Many thanks especially to Seattle College, The Office for Economic Development, Ada’s Software Development Academy, Amazon and the Washington Round table.
Seattle, has several claims to fame; it re-invented the coffee break (Starbucks), developed the personal computer (Microsoft), and connected the world through air travel, (Boeing).
Seattle is also home to globally recognised companies, such as Starbucks, Boeing, Microsoft, Amazon, Costco and Expedia. These companies are used to attract other companies and as a hub for record levels of innovation and research. King County/Seattle was Bloomberg’s – most innovative state in the USA in 2013. Seattle has developed industry clusters such as aerospace, IT, life sciences, maritime, finance and clean technology. These clusters have been key to developing emerging industries such as biomedical devices, big data/cloud and space exploration! Seattle is committed to being ‘ahead’ of the curve.
Equally, as important in attracting industry and ‘talent’, is the quality of life, especially the outdoor activities and cultural activities.
I think these are two areas which Wales could look to replicate. That is greater focus on clusters, through innovation, eg, let’s get going with the proposed lagoons! Also, do we promote Wales, well enough as a great place to play, live and work?
Seattle growth has been exponential, for a city on the periphery of the USA, again, a possible parallel with Wales. Seattle was in deep recession, a decade ago, things needed to change. Seattle had been too reliant on having the ‘luck of the two Bills’, Boeing and Gates. Political and business leaders have focussed on developing innovation and creativity as a central feature of the DNA of the city. A hugely, positive, ‘can-do’ attitude prevails. The result – massive jobs growth and incomes way above the USA or UK averages.
One of the impressive planning tools, we saw, was the research into the future labour market needs of the local economy. This was available to everyone via websites and reports, sponsored by business support organisations. Data was available down to specific occupational areas.
A fascinating report, examined, Washington state’s five year jobs outlook, to shine a spotlight on the jobs that will be available. They found there will be 740,000 new jobs, three times the national average. These new jobs will be jobs that will need qualifications, equivalent to levels 3,4 and 5 in the UK. The report identified a ‘leaky pipeline’ (like Wales) which produces skills gaps, as people drop out of the system, some become Neet, thousands drop out from 16-18, while thousands more do not achieve credentials/qualifications at the appropriate level.
The challenge – only 31% of local, high school students have qualifications at the required levels. The message from the report is that less than a third of young people are ready to progress to these jobs. Scary, too many jobs, not enough people with the skills!
Again, this is useful to contrast with the challenges in Wales, to ensure our young people have the skills required by the new industries. Basic skills and Stem seem to be a worldwide themes.
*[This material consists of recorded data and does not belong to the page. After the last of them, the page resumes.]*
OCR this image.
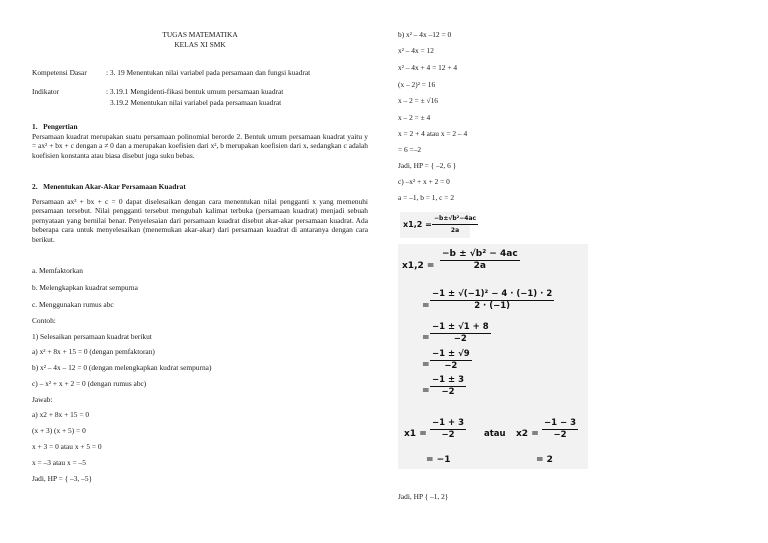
TUGAS MATEMATIKA
KELAS XI SMK
Kompetensi Dasar	: 3. 19 Menentukan nilai variabel pada persamaan dan fungsi kuadrat
Indikator	: 3.19.1 Mengidenti-fikasi bentuk umum persamaan kuadrat
3.19.2 Menentukan nilai variabel pada persamaan kuadrat
1. Pengertian
Persamaan kuadrat merupakan suatu persamaan polinomial berorde 2. Bentuk umum persamaan kuadrat yaitu y = ax² + bx + c dengan a ≠ 0 dan a merupakan koefisien dari x², b merupakan koefisien dari x, sedangkan c adalah koefisien konstanta atau biasa disebut juga suku bebas.
2. Menentukan Akar-Akar Persamaan Kuadrat
Persamaan ax² + bx + c = 0 dapat diselesaikan dengan cara menentukan nilai pengganti x yang memenuhi persamaan tersebut. Nilai pengganti tersebut mengubah kalimat terbuka (persamaan kuadrat) menjadi sebuah pernyataan yang bernilai benar. Penyelesaian dari persamaan kuadrat disebut akar-akar persamaan kuadrat. Ada beberapa cara untuk menyelesaikan (menemukan akar-akar) dari persamaan kuadrat di antaranya dengan cara berikut.
a. Memfaktorkan
b. Melengkapkan kuadrat sempurna
c. Menggunakan rumus abc
Contoh:
1) Selesaikan persamaan kuadrat berikut
a) x² + 8x + 15 = 0 (dengan pemfaktoran)
b) x² – 4x – 12 = 0 (dengan melengkapkan kudrat sempurna)
c) – x² + x + 2 = 0 (dengan rumus abc)
Jawab:
a) x2 + 8x + 15 = 0
(x + 3) (x + 5) = 0
x + 3 = 0 atau x + 5 = 0
x = –3 atau x = –5
Jadi, HP = { –3, –5}
b) x² – 4x –12 = 0
x² – 4x = 12
x² – 4x + 4 = 12 + 4
(x – 2)² = 16
x – 2 = ± √16
x – 2 = ± 4
x = 2 + 4 atau x = 2 – 4
= 6 =–2
Jadi, HP = { –2, 6 }
c) –x² + x + 2 = 0
a = –1, b = 1, c = 2
$x1,2 = \frac{\text{−b±√b²−4ac}}{2a}$
$x1,2 = \frac{\text{−b ± √b² − 4ac}}{2a}$
= $\frac{\text{−1 ± √(−1)² − 4 · (−1) · 2}}{2 \cdot (-1)}$
= $\frac{-1 \pm √1 + 8}{-2}$
= $\frac{-1 \pm √9}{-2}$
= $\frac{-1 \pm 3}{-2}$
$x1 = \frac{-1 + 3}{-2}$ atau $x2 = \frac{-1 - 3}{-2}$
= −1	= 2
Jadi, HP { –1, 2}
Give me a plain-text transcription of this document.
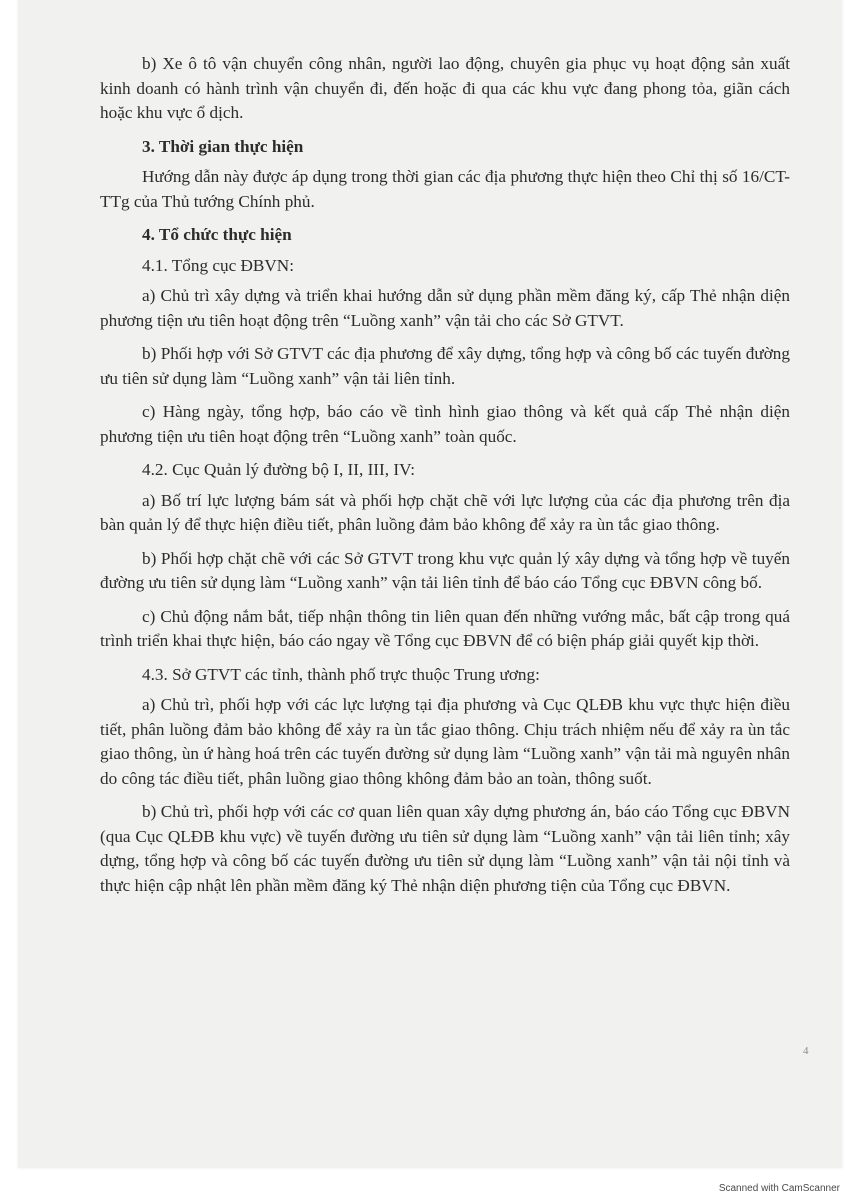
b) Xe ô tô vận chuyển công nhân, người lao động, chuyên gia phục vụ hoạt động sản xuất kinh doanh có hành trình vận chuyển đi, đến hoặc đi qua các khu vực đang phong tỏa, giãn cách hoặc khu vực ổ dịch.

3. Thời gian thực hiện

Hướng dẫn này được áp dụng trong thời gian các địa phương thực hiện theo Chỉ thị số 16/CT-TTg của Thủ tướng Chính phủ.

4. Tổ chức thực hiện

4.1. Tổng cục ĐBVN:

a) Chủ trì xây dựng và triển khai hướng dẫn sử dụng phần mềm đăng ký, cấp Thẻ nhận diện phương tiện ưu tiên hoạt động trên “Luồng xanh” vận tải cho các Sở GTVT.

b) Phối hợp với Sở GTVT các địa phương để xây dựng, tổng hợp và công bố các tuyến đường ưu tiên sử dụng làm “Luồng xanh” vận tải liên tỉnh.

c) Hàng ngày, tổng hợp, báo cáo về tình hình giao thông và kết quả cấp Thẻ nhận diện phương tiện ưu tiên hoạt động trên “Luồng xanh” toàn quốc.

4.2. Cục Quản lý đường bộ I, II, III, IV:

a) Bố trí lực lượng bám sát và phối hợp chặt chẽ với lực lượng của các địa phương trên địa bàn quản lý để thực hiện điều tiết, phân luồng đảm bảo không để xảy ra ùn tắc giao thông.

b) Phối hợp chặt chẽ với các Sở GTVT trong khu vực quản lý xây dựng và tổng hợp về tuyến đường ưu tiên sử dụng làm “Luồng xanh” vận tải liên tỉnh để báo cáo Tổng cục ĐBVN công bố.

c) Chủ động nắm bắt, tiếp nhận thông tin liên quan đến những vướng mắc, bất cập trong quá trình triển khai thực hiện, báo cáo ngay về Tổng cục ĐBVN để có biện pháp giải quyết kịp thời.

4.3. Sở GTVT các tỉnh, thành phố trực thuộc Trung ương:

a) Chủ trì, phối hợp với các lực lượng tại địa phương và Cục QLĐB khu vực thực hiện điều tiết, phân luồng đảm bảo không để xảy ra ùn tắc giao thông. Chịu trách nhiệm nếu để xảy ra ùn tắc giao thông, ùn ứ hàng hoá trên các tuyến đường sử dụng làm “Luồng xanh” vận tải mà nguyên nhân do công tác điều tiết, phân luồng giao thông không đảm bảo an toàn, thông suốt.

b) Chủ trì, phối hợp với các cơ quan liên quan xây dựng phương án, báo cáo Tổng cục ĐBVN (qua Cục QLĐB khu vực) về tuyến đường ưu tiên sử dụng làm “Luồng xanh” vận tải liên tỉnh; xây dựng, tổng hợp và công bố các tuyến đường ưu tiên sử dụng làm “Luồng xanh” vận tải nội tỉnh và thực hiện cập nhật lên phần mềm đăng ký Thẻ nhận diện phương tiện của Tổng cục ĐBVN.

4
Scanned with CamScanner
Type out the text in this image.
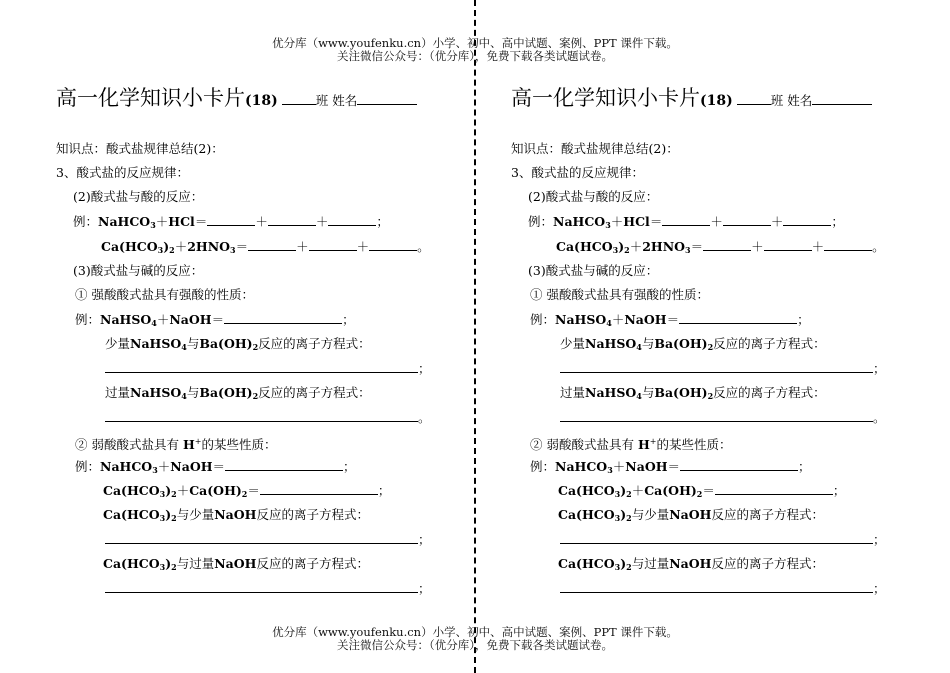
优分库（www.youfenku.cn）小学、初中、高中试题、案例、PPT 课件下载。
关注微信公众号：（优分库），免费下载各类试题试卷。
高一化学知识小卡片(18)	班 姓名
知识点：酸式盐规律总结(2)：
3、酸式盐的反应规律：
(2)酸式盐与酸的反应：
例：NaHCO$_3$＋HCl＝	＋	＋	；
$Ca(HCO_3)_2+2HNO_3=$	＋	＋	。
(3)酸式盐与碱的反应：
① 强酸酸式盐具有强酸的性质：
例：NaHSO$_4$＋NaOH＝	；
少量NaHSO$_4$与$Ba(OH)_2$反应的离子方程式：
；
过量NaHSO$_4$与$Ba(OH)_2$反应的离子方程式：
。
② 弱酸酸式盐具有 H+的某些性质：
例：NaHCO$_3$＋NaOH＝	；
$Ca(HCO_3)_2+Ca(OH)_2=$	；
$Ca(HCO_3)_2$与少量NaOH反应的离子方程式：
；
$Ca(HCO_3)_2$与过量NaOH反应的离子方程式：
；
高一化学知识小卡片(18)	班 姓名
知识点：酸式盐规律总结(2)：
3、酸式盐的反应规律：
(2)酸式盐与酸的反应：
例：NaHCO$_3$＋HCl＝	＋	＋	；
$Ca(HCO_3)_2+2HNO_3=$	＋	＋	。
(3)酸式盐与碱的反应：
① 强酸酸式盐具有强酸的性质：
例：NaHSO$_4$＋NaOH＝	；
少量NaHSO$_4$与$Ba(OH)_2$反应的离子方程式：
；
过量NaHSO$_4$与$Ba(OH)_2$反应的离子方程式：
。
② 弱酸酸式盐具有 H+的某些性质：
例：NaHCO$_3$＋NaOH＝	；
$Ca(HCO_3)_2+Ca(OH)_2=$	；
$Ca(HCO_3)_2$与少量NaOH反应的离子方程式：
；
$Ca(HCO_3)_2$与过量NaOH反应的离子方程式：
；
优分库（www.youfenku.cn）小学、初中、高中试题、案例、PPT 课件下载。
关注微信公众号：（优分库），免费下载各类试题试卷。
As well, as publicly funded colleges, Seattle has a large number of Boot Camps, set up to provide short, sharp, training courses, focused on employee needs, such as software and coding. We visited an inspiring, centre for disadvantaged women, who provided tuition free, one year, intensive courses in coding. Ada’s has great support from software companies who provide placements and job opportunities.
Some of the more bizarre events, included, having dinner with a stuffed Cougar overlooking us. Thunder snow. The wacky culture of Amazon, which included, the opportunity to bring your dog to work, while two of the group, had to contact the USA medical services, a doctor and a dentist. They were crying on their return, not because of the pain, but because of the damage to their pocket.